The potential work of the loop-nest is |A| * |B|. However, there might be significant less number of projections depending on the concrete instances of relation A and B due to the constraint induced by the variable binding of variable y. Note that this productivity metric sets in relation the potential work of a loop-nest with the actual number of projections and hence this metric is agnostic for the actual ordering problem in rules. The productivity measurement perhaps may be more realistic for a rule – this need to be shown.
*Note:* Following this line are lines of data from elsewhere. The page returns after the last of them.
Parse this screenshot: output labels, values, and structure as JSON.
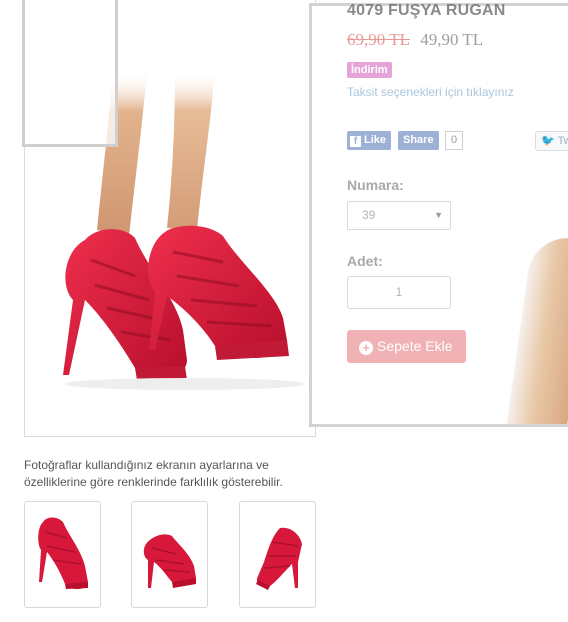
{
  "product": {
    "title": "4079 FUŞYA RUGAN",
    "old_price": "69,90 TL",
    "new_price": "49,90 TL",
    "badge": "İndirim",
    "installments_link": "Taksit seçenekleri için tıklayınız"
  },
  "social": {
    "fb_like": "Like",
    "fb_share": "Share",
    "fb_count": "0",
    "tweet": "Tw"
  },
  "options": {
    "size_label": "Numara:",
    "size_value": "39",
    "qty_label": "Adet:",
    "qty_value": "1",
    "add_to_cart": "Sepete Ekle"
  },
  "gallery": {
    "disclaimer": "Fotoğraflar kullandığınız ekranın ayarlarına ve özelliklerine göre renklerinde farklılık gösterebilir.",
    "thumbnails": [
      "shoe-front-view",
      "shoe-side-view",
      "shoe-back-view"
    ]
  },
  "colors": {
    "shoe_red": "#d8183a",
    "cart_button": "#f0b2b4",
    "badge": "#e6a3d8",
    "old_price": "#d9534f"
  }
}
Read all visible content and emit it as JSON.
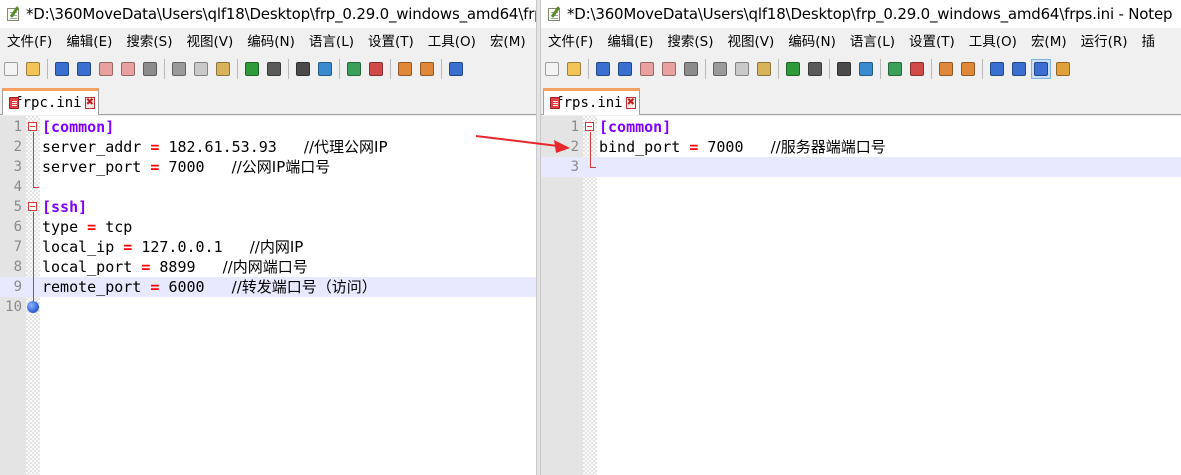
{
  "left_window": {
    "title": "*D:\\360MoveData\\Users\\qlf18\\Desktop\\frp_0.29.0_windows_amd64\\frp",
    "menu": [
      "文件(F)",
      "编辑(E)",
      "搜索(S)",
      "视图(V)",
      "编码(N)",
      "语言(L)",
      "设置(T)",
      "工具(O)",
      "宏(M)"
    ],
    "tab": {
      "label": "frpc.ini",
      "close_glyph": "✖"
    },
    "lines": [
      {
        "num": "1",
        "section": "[common]"
      },
      {
        "num": "2",
        "key": "server_addr",
        "op": "=",
        "value": "182.61.53.93",
        "comment": "//代理公网IP"
      },
      {
        "num": "3",
        "key": "server_port",
        "op": "=",
        "value": "7000",
        "comment": "//公网IP端口号"
      },
      {
        "num": "4"
      },
      {
        "num": "5",
        "section": "[ssh]"
      },
      {
        "num": "6",
        "key": "type",
        "op": "=",
        "value": "tcp"
      },
      {
        "num": "7",
        "key": "local_ip",
        "op": "=",
        "value": "127.0.0.1",
        "comment": "//内网IP"
      },
      {
        "num": "8",
        "key": "local_port",
        "op": "=",
        "value": "8899",
        "comment": "//内网端口号"
      },
      {
        "num": "9",
        "key": "remote_port",
        "op": "=",
        "value": "6000",
        "comment": "//转发端口号（访问）"
      },
      {
        "num": "10"
      }
    ]
  },
  "right_window": {
    "title": "*D:\\360MoveData\\Users\\qlf18\\Desktop\\frp_0.29.0_windows_amd64\\frps.ini - Notep",
    "menu": [
      "文件(F)",
      "编辑(E)",
      "搜索(S)",
      "视图(V)",
      "编码(N)",
      "语言(L)",
      "设置(T)",
      "工具(O)",
      "宏(M)",
      "运行(R)",
      "插"
    ],
    "tab": {
      "label": "frps.ini",
      "close_glyph": "✖"
    },
    "lines": [
      {
        "num": "1",
        "section": "[common]"
      },
      {
        "num": "2",
        "key": "bind_port",
        "op": "=",
        "value": "7000",
        "comment": "//服务器端端口号"
      },
      {
        "num": "3"
      }
    ]
  },
  "toolbar_icons": [
    "new-file",
    "open-file",
    "save",
    "save-all",
    "close",
    "close-all",
    "print",
    "cut",
    "copy",
    "paste",
    "undo",
    "redo",
    "find",
    "replace",
    "zoom-in",
    "zoom-out",
    "sync-vertical",
    "sync-horizontal",
    "word-wrap",
    "show-all-chars",
    "indent-guide",
    "user-defined-language"
  ],
  "colors": {
    "section": "#8000ff",
    "operator": "#ff0000",
    "current_line": "#e8e8ff",
    "fold_marker": "#d53a3a",
    "tab_accent": "#f8a060",
    "annotation_arrow": "#e8282c"
  },
  "annotation": {
    "arrow_color": "#e8282c"
  }
}
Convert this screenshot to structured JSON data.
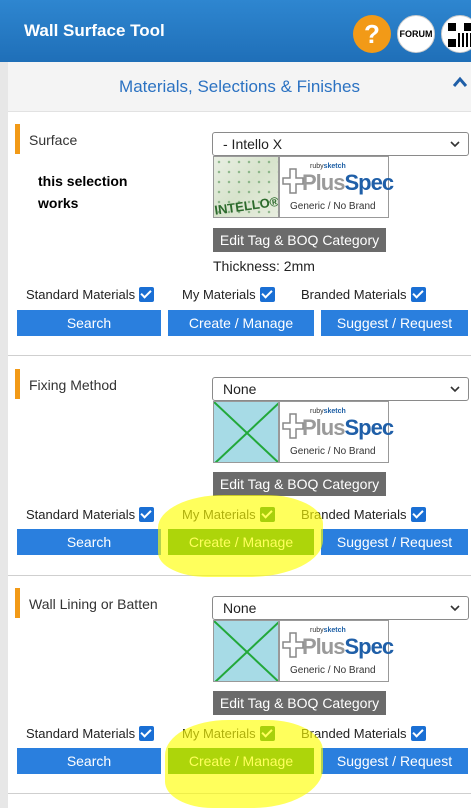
{
  "app": {
    "title": "Wall Surface Tool"
  },
  "header_buttons": {
    "help": "?",
    "forum": "FORUM"
  },
  "section": {
    "title": "Materials, Selections & Finishes"
  },
  "groups": [
    {
      "label": "Surface",
      "note": "this selection works",
      "selected": "- Intello X",
      "thumbnail_text": "INTELLO®X PLUS",
      "plusspec": {
        "ruby": "ruby",
        "sketch": "sketch",
        "plus": "Plus",
        "spec": "Spec",
        "generic": "Generic / No Brand"
      },
      "tag_button": "Edit Tag & BOQ Category",
      "thickness": "Thickness: 2mm",
      "checkboxes": [
        "Standard Materials",
        "My Materials",
        "Branded Materials"
      ],
      "buttons": [
        "Search",
        "Create / Manage",
        "Suggest / Request"
      ]
    },
    {
      "label": "Fixing Method",
      "selected": "None",
      "plusspec": {
        "ruby": "ruby",
        "sketch": "sketch",
        "plus": "Plus",
        "spec": "Spec",
        "generic": "Generic / No Brand"
      },
      "tag_button": "Edit Tag & BOQ Category",
      "checkboxes": [
        "Standard Materials",
        "My Materials",
        "Branded Materials"
      ],
      "buttons": [
        "Search",
        "Create / Manage",
        "Suggest / Request"
      ]
    },
    {
      "label": "Wall Lining or Batten",
      "selected": "None",
      "plusspec": {
        "ruby": "ruby",
        "sketch": "sketch",
        "plus": "Plus",
        "spec": "Spec",
        "generic": "Generic / No Brand"
      },
      "tag_button": "Edit Tag & BOQ Category",
      "checkboxes": [
        "Standard Materials",
        "My Materials",
        "Branded Materials"
      ],
      "buttons": [
        "Search",
        "Create / Manage",
        "Suggest / Request"
      ]
    }
  ],
  "colors": {
    "header": "#2e86d0",
    "accent": "#f29a17",
    "button": "#2a7fde",
    "highlight": "#ffff00"
  }
}
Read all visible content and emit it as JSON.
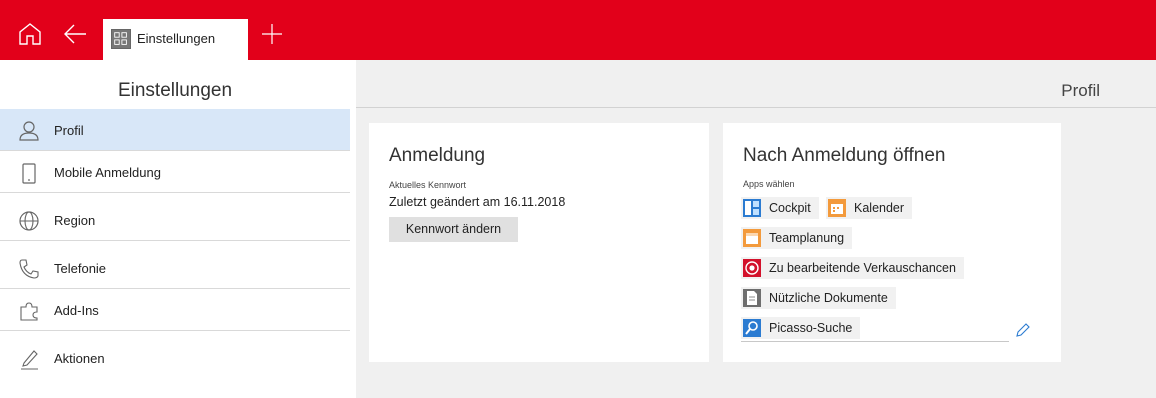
{
  "topbar": {
    "tab_label": "Einstellungen",
    "brand_color": "#e2001a"
  },
  "sidebar": {
    "title": "Einstellungen",
    "items": [
      {
        "label": "Profil",
        "icon": "person-icon",
        "active": true
      },
      {
        "label": "Mobile Anmeldung",
        "icon": "phone-device-icon",
        "active": false
      },
      {
        "label": "Region",
        "icon": "globe-icon",
        "active": false
      },
      {
        "label": "Telefonie",
        "icon": "telephone-icon",
        "active": false
      },
      {
        "label": "Add-Ins",
        "icon": "puzzle-icon",
        "active": false
      },
      {
        "label": "Aktionen",
        "icon": "pen-icon",
        "active": false
      }
    ]
  },
  "main": {
    "page_title": "Profil",
    "login_card": {
      "title": "Anmeldung",
      "password_label": "Aktuelles Kennwort",
      "password_status": "Zuletzt geändert am 16.11.2018",
      "change_button": "Kennwort ändern"
    },
    "open_card": {
      "title": "Nach Anmeldung öffnen",
      "apps_label": "Apps wählen",
      "apps": [
        {
          "label": "Cockpit",
          "icon": "cockpit-icon",
          "color": "#2b7bd1"
        },
        {
          "label": "Kalender",
          "icon": "calendar-icon",
          "color": "#f39a3c"
        },
        {
          "label": "Teamplanung",
          "icon": "team-calendar-icon",
          "color": "#f39a3c"
        },
        {
          "label": "Zu bearbeitende Verkauschancen",
          "icon": "target-icon",
          "color": "#d3112b"
        },
        {
          "label": "Nützliche Dokumente",
          "icon": "document-icon",
          "color": "#6e6e6e"
        },
        {
          "label": "Picasso-Suche",
          "icon": "search-icon",
          "color": "#2b7bd1"
        }
      ]
    }
  }
}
To take the order of predicates into account we can refine the notion of metric by counting the failed and successful iterations of a loop. The Rule A :- B1, …, Bk produces a conceptualized loop nest as follows,

 for t1 in B1:
   if c1(t1):  
     for t2 in B2:
      if c2(t2): 
       …
           for tk in Bk: 
            if ck(tk): 
               project (t1,…., tk) into A

where the conditions c1, … , ck are the encodings of Datalog constraints. We could introduce a pair of counters for each loop in the loop nest. One counter counts the number of successful iterations of a loop and the other counter counts the number of failed iterations. Setting both numbers in relation we can express the productiveness of a single predicate. We could render each predicate in the body with a colour. A predicate in the rule is assigned a colour depending on its productiveness. We would transform the above loop as follows:

for t1 in B1:
   success1 += c1(t1);
   fail1 += !c1(t1); 
   if c1(t1):  
     for t2 in B2:

     success2 += c2(t2);
      fail2 += !c2(t2);
        if c2(t2): 
       …
           for tk in Bk:

             successk += ck(tk);
             failk += !ck(tk);       
            if ck(tk): 
               project (t1,…., tk) into A

The productivity of a predicate in the rule would be defined by:

productivity _2 ( success(i) / (success(i)+fail(i)) )

where i-th predicate in Rule A :- B1, …, Bk.

These are just two ideas to add more metrics to Souffle. They may give us a deeper understanding of productivity.